È stato spesso ricordato, a tal proposito, come Palamara e Ferri riuscirono nell’impresa di far eleggere l’ex responsabile giustizia dei dem David Ermini alla vicepresidenza del Csm. Nomina che suscitò gli strali dei grillini. «È incredibile! Avete letto? Questo renzianissimo deputato fiorentino del Pd è appena stato eletto presidente del Csm. Lo hanno votato magistrati di ruolo e membri espressi dal Parlamento. Ma dov’è l’indipendenza?», disse l’allora vice premier Luigi Di Maio. I pentastellati, forti dell’asse Davigo-Area, avevano invece puntato sul laico M5s Alberto Maria Benedetti. Tornando, però, alle intercettazioni telefoniche effettuate dalla Procura di Perugia nei confronti dell’ex presidente dell’Anm, indagato nel capoluogo umbro per corruzione, il filo conduttore di tutte le conversazioni riguarda le nomine dei capi degli uffici giudiziari.
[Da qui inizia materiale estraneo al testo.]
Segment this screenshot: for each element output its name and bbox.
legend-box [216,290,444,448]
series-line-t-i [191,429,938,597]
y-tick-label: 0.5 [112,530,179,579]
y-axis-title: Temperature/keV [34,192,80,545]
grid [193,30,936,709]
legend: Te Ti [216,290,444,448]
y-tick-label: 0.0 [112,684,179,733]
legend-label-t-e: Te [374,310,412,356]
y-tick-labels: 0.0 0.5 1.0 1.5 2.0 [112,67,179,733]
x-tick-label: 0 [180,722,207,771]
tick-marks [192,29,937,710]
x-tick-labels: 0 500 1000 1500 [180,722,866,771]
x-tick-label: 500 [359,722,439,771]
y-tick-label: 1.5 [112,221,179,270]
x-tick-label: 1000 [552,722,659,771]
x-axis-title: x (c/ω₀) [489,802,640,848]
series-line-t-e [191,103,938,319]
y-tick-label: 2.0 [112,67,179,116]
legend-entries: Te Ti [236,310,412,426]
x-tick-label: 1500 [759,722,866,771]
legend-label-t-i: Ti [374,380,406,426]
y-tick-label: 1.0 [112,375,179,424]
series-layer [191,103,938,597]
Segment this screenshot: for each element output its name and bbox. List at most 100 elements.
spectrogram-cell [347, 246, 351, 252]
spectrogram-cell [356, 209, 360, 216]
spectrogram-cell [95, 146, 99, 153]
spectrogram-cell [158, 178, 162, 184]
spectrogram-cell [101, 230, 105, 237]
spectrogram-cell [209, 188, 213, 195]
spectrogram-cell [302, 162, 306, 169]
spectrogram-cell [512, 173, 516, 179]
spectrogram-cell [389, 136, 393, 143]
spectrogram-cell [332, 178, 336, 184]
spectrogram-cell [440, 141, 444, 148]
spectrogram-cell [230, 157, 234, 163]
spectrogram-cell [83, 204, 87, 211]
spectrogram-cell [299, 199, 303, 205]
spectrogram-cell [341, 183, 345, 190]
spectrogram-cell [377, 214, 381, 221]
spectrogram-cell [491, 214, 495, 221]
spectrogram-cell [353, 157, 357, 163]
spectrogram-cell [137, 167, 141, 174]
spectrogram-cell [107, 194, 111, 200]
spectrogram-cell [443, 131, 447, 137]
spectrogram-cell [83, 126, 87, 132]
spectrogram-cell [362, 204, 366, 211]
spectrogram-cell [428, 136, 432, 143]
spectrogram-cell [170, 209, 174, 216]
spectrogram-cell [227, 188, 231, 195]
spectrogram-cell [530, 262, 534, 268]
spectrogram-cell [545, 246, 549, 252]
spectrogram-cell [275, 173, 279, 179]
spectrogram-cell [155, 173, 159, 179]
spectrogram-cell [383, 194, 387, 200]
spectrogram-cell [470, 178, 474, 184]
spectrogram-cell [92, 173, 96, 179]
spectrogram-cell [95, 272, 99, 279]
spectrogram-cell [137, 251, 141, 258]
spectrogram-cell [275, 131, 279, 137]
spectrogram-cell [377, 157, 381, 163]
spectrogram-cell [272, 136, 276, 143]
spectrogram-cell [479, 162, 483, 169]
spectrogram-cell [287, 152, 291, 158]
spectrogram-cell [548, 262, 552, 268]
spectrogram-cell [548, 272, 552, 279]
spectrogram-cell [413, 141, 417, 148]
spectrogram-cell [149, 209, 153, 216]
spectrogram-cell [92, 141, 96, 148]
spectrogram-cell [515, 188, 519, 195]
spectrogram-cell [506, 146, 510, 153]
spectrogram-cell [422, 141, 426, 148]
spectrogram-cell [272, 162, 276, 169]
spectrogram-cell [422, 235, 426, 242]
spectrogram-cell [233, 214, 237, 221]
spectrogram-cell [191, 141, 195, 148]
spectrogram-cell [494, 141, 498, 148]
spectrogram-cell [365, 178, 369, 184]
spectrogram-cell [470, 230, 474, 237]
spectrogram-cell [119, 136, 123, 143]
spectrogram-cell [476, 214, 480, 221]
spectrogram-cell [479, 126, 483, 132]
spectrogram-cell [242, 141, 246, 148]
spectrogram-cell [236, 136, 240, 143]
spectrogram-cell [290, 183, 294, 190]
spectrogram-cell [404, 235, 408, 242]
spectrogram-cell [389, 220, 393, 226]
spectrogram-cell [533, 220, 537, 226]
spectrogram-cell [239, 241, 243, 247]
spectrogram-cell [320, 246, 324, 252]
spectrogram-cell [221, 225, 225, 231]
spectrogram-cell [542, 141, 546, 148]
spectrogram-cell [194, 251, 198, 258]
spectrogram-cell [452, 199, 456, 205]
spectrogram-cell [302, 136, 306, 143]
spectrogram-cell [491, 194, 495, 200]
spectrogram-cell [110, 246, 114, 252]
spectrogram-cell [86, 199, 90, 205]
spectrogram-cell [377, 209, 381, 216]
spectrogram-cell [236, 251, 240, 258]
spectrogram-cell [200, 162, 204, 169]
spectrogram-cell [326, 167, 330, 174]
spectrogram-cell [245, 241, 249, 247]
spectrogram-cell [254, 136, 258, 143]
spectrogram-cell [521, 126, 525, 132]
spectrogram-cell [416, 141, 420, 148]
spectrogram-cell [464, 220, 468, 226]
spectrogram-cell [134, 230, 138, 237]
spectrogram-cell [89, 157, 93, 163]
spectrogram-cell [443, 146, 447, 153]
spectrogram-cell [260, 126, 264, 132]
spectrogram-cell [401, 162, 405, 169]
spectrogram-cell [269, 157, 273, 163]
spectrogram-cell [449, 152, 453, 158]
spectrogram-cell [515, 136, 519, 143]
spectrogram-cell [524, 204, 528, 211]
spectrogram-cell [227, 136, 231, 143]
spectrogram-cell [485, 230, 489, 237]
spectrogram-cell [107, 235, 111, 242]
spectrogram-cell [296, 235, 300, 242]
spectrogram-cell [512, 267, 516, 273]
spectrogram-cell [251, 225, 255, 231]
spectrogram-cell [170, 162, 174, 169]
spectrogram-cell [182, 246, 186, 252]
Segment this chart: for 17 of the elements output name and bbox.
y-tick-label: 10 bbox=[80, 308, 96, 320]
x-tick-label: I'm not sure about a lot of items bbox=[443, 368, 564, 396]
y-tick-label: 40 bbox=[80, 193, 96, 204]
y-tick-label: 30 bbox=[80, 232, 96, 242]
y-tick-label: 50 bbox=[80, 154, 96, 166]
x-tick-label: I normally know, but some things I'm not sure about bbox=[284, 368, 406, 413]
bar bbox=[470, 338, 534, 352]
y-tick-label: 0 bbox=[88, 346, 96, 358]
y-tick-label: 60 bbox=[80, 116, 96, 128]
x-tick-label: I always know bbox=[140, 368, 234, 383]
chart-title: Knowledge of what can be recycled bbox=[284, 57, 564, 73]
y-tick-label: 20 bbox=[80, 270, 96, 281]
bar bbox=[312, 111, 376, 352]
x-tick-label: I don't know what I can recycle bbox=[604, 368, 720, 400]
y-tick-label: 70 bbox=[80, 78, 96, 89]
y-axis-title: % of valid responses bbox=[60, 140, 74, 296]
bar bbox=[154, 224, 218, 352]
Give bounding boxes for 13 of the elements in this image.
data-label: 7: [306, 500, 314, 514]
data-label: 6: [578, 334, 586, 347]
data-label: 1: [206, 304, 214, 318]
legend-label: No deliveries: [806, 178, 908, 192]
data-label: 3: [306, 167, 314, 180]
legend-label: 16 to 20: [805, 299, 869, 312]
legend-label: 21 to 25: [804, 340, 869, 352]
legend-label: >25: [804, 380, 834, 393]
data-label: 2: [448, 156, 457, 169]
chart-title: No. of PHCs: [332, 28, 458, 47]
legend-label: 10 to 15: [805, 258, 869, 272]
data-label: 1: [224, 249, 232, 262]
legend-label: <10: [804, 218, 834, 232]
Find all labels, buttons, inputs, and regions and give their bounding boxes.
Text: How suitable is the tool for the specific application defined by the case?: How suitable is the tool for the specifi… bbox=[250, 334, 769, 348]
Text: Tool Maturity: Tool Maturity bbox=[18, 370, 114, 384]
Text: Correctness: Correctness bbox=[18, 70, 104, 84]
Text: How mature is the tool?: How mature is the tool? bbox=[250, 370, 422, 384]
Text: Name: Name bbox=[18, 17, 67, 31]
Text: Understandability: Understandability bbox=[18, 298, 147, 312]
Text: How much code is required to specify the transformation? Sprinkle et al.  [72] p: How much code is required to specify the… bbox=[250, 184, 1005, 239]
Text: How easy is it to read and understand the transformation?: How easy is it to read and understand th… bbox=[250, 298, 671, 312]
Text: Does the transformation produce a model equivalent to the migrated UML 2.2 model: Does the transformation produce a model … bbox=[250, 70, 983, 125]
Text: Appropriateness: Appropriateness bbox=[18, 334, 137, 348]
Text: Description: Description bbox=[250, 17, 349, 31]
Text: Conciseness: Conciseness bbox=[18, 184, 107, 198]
Una vera ossessione che dovrebbe far molto riflettere circa le “energie” dedicate dalle toghe alla propria carriera.  Ad emergere nitidamente nelle migliaia di telefonate intercettate di Perugia è, soprattutto, il futuro degli ex consiglieri del Csm. Il “vento dell’antipolitica” soffia anche su Palazzo dei Marescialli. Per la prima volta i consiglieri uscenti rischiano di essere penalizzati.

Normalmente, appena terminato il mandato, l’ex consigliere veniva “ricompensato” con un incarico di vertice: la presidenza di un Tribunale o la responsabilità di una Procura. Questa volta è diverso. Palamara, e i suoi colleghi, rischiano di restare a bocca asciutta. I colleghi lontano dal Palazzo vogliono un cambio di rotta. Basta con il “trampolino di lancio” per incarichi di prestigio rappresentato dall’aver fatto parte del Csm. Ecco la necessità allora di trovare un accordo comune, superando le rivalità fra correnti. Roma è il banco di prova di questo patto. La scelta del capo di Piazzale Clodio condizionerà a cascata tutte le altre nomine. Da qui, dunque, l’importanza di scegliere il procuratore “giusto”.  Non è dato sapere se Palamara fosse a conoscenza o meno di essere intercettato dalla Procura di Perugia. Il linguaggio “criptico”, evidenziato fin dall’inizio delle operazioni dagli investigatori della Guardia di Finanza, e le precauzioni poste in essere, fanno venire più di qualche sospetto. La telefonata delle ore 14.30 del 6 marzo scorso tra Palamara e Luigi Spina, anch’egli togato di Unicost, e punto di riferimento del pm romano all’interno del Csm, è ritenuta importante dai finanzieri. I due si sentono spessissimo. Spina, quando scoppierà lo scandalo, sarà il primo a dimettersi. Fra i cinque consiglieri che hanno lasciato piazza Indipendenza, è l’unico ad essere indagato.